The Britain-based group said that dozens of troops were killed or wounded, without giving specific figures.
Fierce fighting broke out in the area, pitting army troops backed by pro-regime militia against rebels and jihadists, said the Observatory.
The air force also struck the area, killing two rebels and wounding another 15, it added.
The army controls the cities of Idlib and Ariha in Idlib province of northwest Syria, but much of the countryside is under rebel control.
Ariha lies on the road from Idlib to Latakia on the Mediterranean coast, the heartland of President Bashar al-Assad's regime and his Alawite offshoot of Shia Islam.
Like the majority of Syria's population, most of the rebels are Sunni Muslims.
The rebels are "determined to cut off the road before the presidential vote" on June 3 that is to be contested only in regime-controlled areas, according to the Observatory.
The opposition and its Western backers have condemned as a "farce" the election in which Assad is expected to stroll to victory.
The attacks came a day after the jihadists announced via Twitter that they had launched a project to manufacture weapons, and called on "all Muslims" to support it.

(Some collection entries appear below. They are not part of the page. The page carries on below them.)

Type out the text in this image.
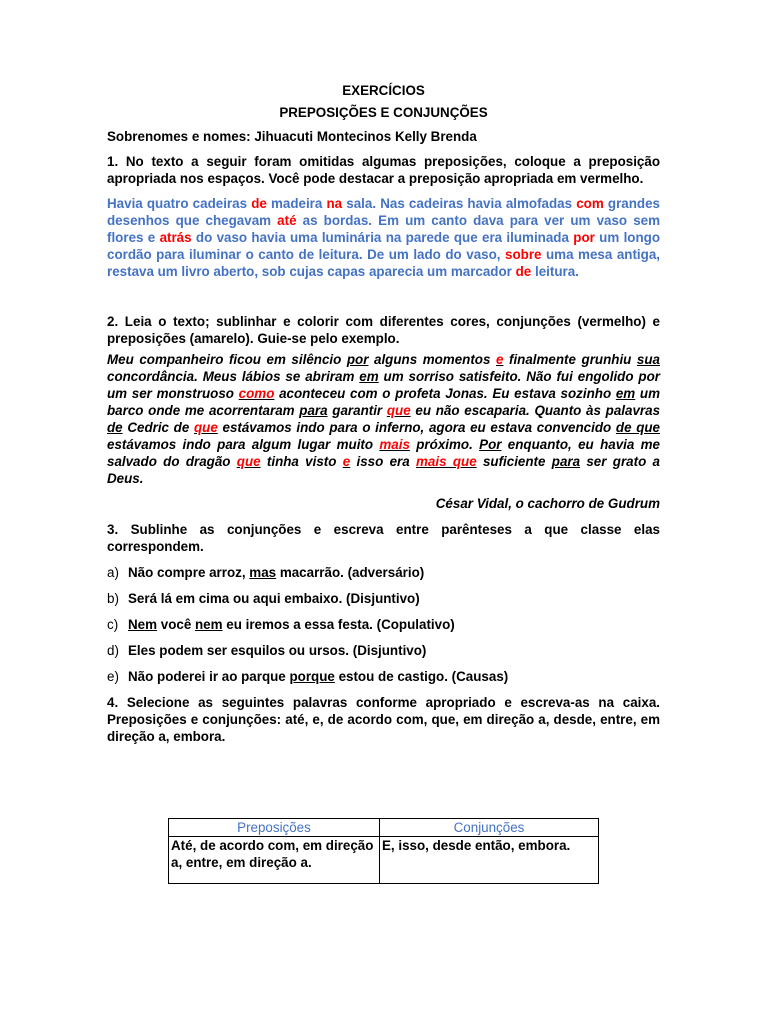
EXERCÍCIOS

PREPOSIÇÕES E CONJUNÇÕES

Sobrenomes e nomes: Jihuacuti Montecinos Kelly Brenda

1. No texto a seguir foram omitidas algumas preposições, coloque a preposição apropriada nos espaços. Você pode destacar a preposição apropriada em vermelho.

Havia quatro cadeiras de madeira na sala. Nas cadeiras havia almofadas com grandes desenhos que chegavam até as bordas. Em um canto dava para ver um vaso sem flores e atrás do vaso havia uma luminária na parede que era iluminada por um longo cordão para iluminar o canto de leitura. De um lado do vaso, sobre uma mesa antiga, restava um livro aberto, sob cujas capas aparecia um marcador de leitura.

2. Leia o texto; sublinhar e colorir com diferentes cores, conjunções (vermelho) e preposições (amarelo). Guie-se pelo exemplo.

Meu companheiro ficou em silêncio por alguns momentos e finalmente grunhiu sua concordância. Meus lábios se abriram em um sorriso satisfeito. Não fui engolido por um ser monstruoso como aconteceu com o profeta Jonas. Eu estava sozinho em um barco onde me acorrentaram para garantir que eu não escaparia. Quanto às palavras de Cedric de que estávamos indo para o inferno, agora eu estava convencido de que estávamos indo para algum lugar muito mais próximo. Por enquanto, eu havia me salvado do dragão que tinha visto e isso era mais que suficiente para ser grato a Deus.

César Vidal, o cachorro de Gudrum

3. Sublinhe as conjunções e escreva entre parênteses a que classe elas correspondem.

a) Não compre arroz, mas macarrão. (adversário)

b) Será lá em cima ou aqui embaixo. (Disjuntivo)

c) Nem você nem eu iremos a essa festa. (Copulativo)

d) Eles podem ser esquilos ou ursos. (Disjuntivo)

e) Não poderei ir ao parque porque estou de castigo. (Causas)

4. Selecione as seguintes palavras conforme apropriado e escreva-as na caixa. Preposições e conjunções: até, e, de acordo com, que, em direção a, desde, entre, em direção a, embora.

Preposições	Conjunções
Até, de acordo com, em direção a, entre, em direção a.	E, isso, desde então, embora.
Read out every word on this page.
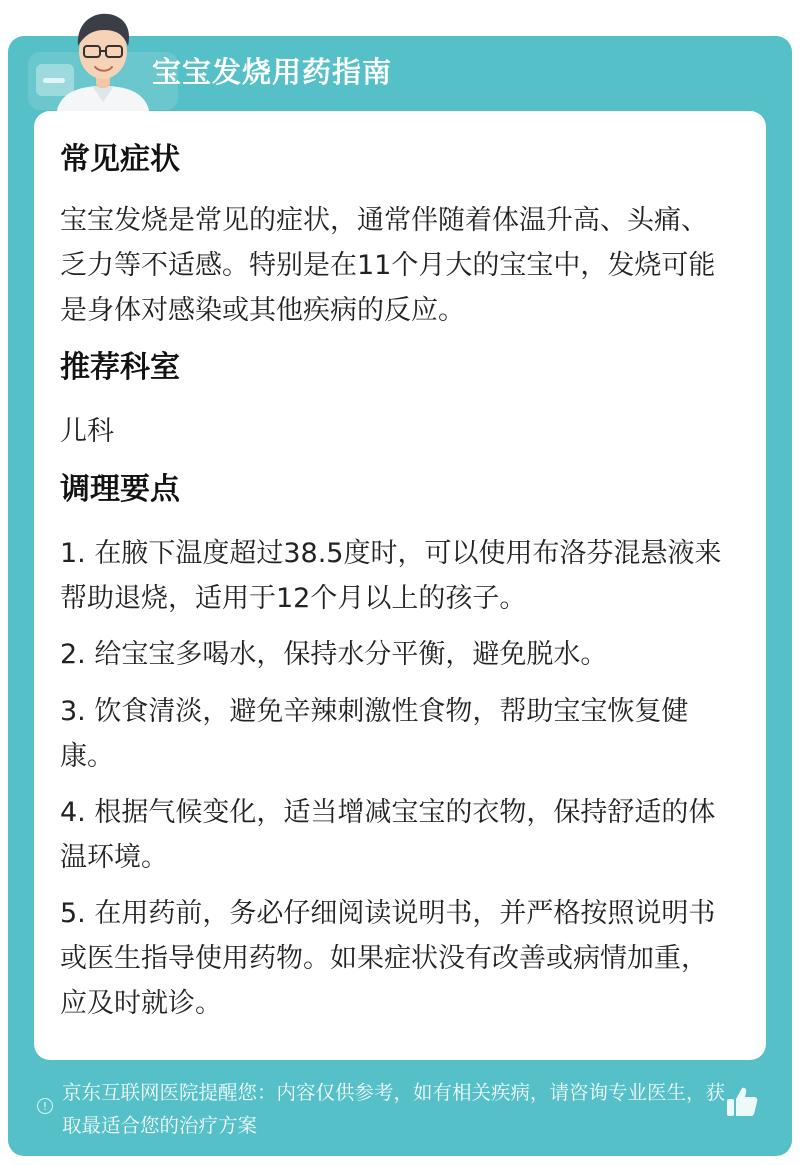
宝宝发烧用药指南
常见症状
宝宝发烧是常见的症状，通常伴随着体温升高、头痛、乏力等不适感。特别是在11个月大的宝宝中，发烧可能是身体对感染或其他疾病的反应。
推荐科室
儿科
调理要点
1. 在腋下温度超过38.5度时，可以使用布洛芬混悬液来帮助退烧，适用于12个月以上的孩子。
2. 给宝宝多喝水，保持水分平衡，避免脱水。
3. 饮食清淡，避免辛辣刺激性食物，帮助宝宝恢复健康。
4. 根据气候变化，适当增减宝宝的衣物，保持舒适的体温环境。
5. 在用药前，务必仔细阅读说明书，并严格按照说明书或医生指导使用药物。如果症状没有改善或病情加重，应及时就诊。
!
京东互联网医院提醒您：内容仅供参考，如有相关疾病，请咨询专业医生，获取最适合您的治疗方案
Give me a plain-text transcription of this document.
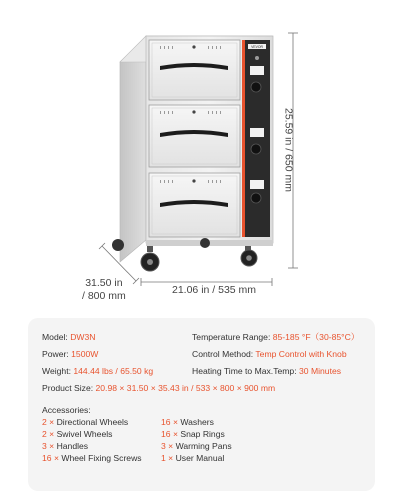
VEVOR
25.59 in / 650 mm
31.50 in
/ 800 mm	21.06 in / 535 mm
Model: DW3N
Power: 1500W
Weight: 144.44 lbs / 65.50 kg
Temperature Range: 85-185 °F（30-85°C）
Control Method: Temp Control with Knob
Heating Time to Max.Temp: 30 Minutes
Product Size: 20.98 × 31.50 × 35.43 in / 533 × 800 × 900 mm
Accessories:
2 × Directional Wheels
2 × Swivel Wheels
3 × Handles
16 × Wheel Fixing Screws
16 × Washers
16 × Snap Rings
3 × Warming Pans
1 × User Manual
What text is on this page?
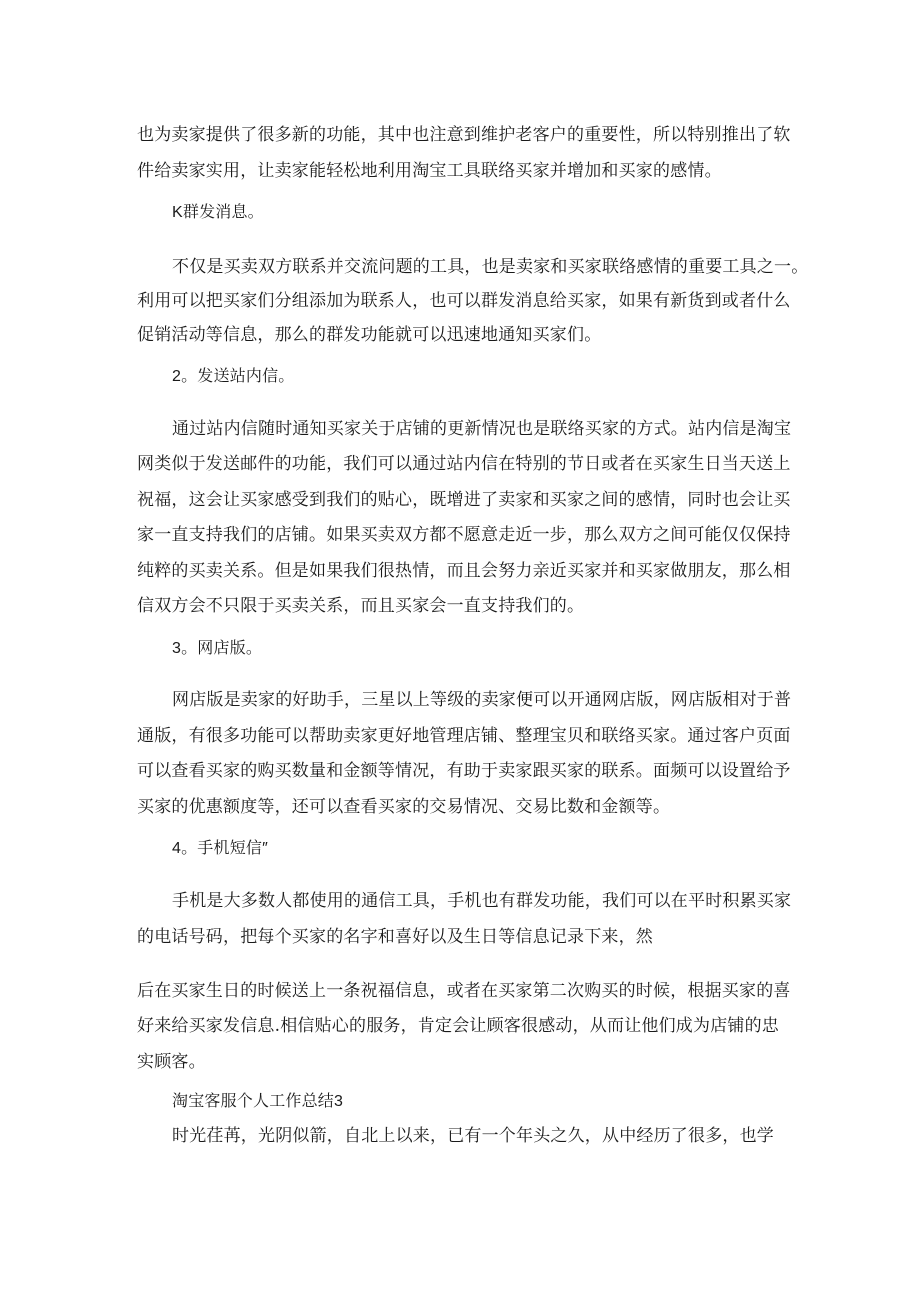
也为卖家提供了很多新的功能，其中也注意到维护老客户的重要性，所以特别推出了软
件给卖家实用，让卖家能轻松地利用淘宝工具联络买家并增加和买家的感情。
K群发消息。
不仅是买卖双方联系并交流问题的工具，也是卖家和买家联络感情的重要工具之一。
利用可以把买家们分组添加为联系人，也可以群发消息给买家，如果有新货到或者什么
促销活动等信息，那么的群发功能就可以迅速地通知买家们。
2。发送站内信。
通过站内信随时通知买家关于店铺的更新情况也是联络买家的方式。站内信是淘宝
网类似于发送邮件的功能，我们可以通过站内信在特别的节日或者在买家生日当天送上
祝福，这会让买家感受到我们的贴心，既增进了卖家和买家之间的感情，同时也会让买
家一直支持我们的店铺。如果买卖双方都不愿意走近一步，那么双方之间可能仅仅保持
纯粹的买卖关系。但是如果我们很热情，而且会努力亲近买家并和买家做朋友，那么相
信双方会不只限于买卖关系，而且买家会一直支持我们的。
3。网店版。
网店版是卖家的好助手，三星以上等级的卖家便可以开通网店版，网店版相对于普
通版，有很多功能可以帮助卖家更好地管理店铺、整理宝贝和联络买家。通过客户页面
可以查看买家的购买数量和金额等情况，有助于卖家跟买家的联系。面频可以设置给予
买家的优惠额度等，还可以查看买家的交易情况、交易比数和金额等。
4。手机短信″
手机是大多数人都使用的通信工具，手机也有群发功能，我们可以在平时积累买家
的电话号码，把每个买家的名字和喜好以及生日等信息记录下来，然
后在买家生日的时候送上一条祝福信息，或者在买家第二次购买的时候，根据买家的喜
好来给买家发信息.相信贴心的服务，肯定会让顾客很感动，从而让他们成为店铺的忠
实顾客。
淘宝客服个人工作总结3
时光荏苒，光阴似箭，自北上以来，已有一个年头之久，从中经历了很多，也学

"In a bid to create a full-scale military industry... Al-Nusra Front has established the Bas (courage) institution for military production and development, the first fully jihadist project of development and fabrication of effective weaponry."
Al-Nusra Front said it was "an opportunity to serve jihad and jihadists".
Syria's war broke out in March 2011 as Arab Spring-inspired demands for political change morphed into an insurgency after Assad's regime unleashed a brutal crackdown on dissent.
Al-Nusra Front surfaced in the conflict in 2012.
The war has killed more than 160,000 people, the Observatory estimates, and forced nearly half the population of Syria to flee their homes.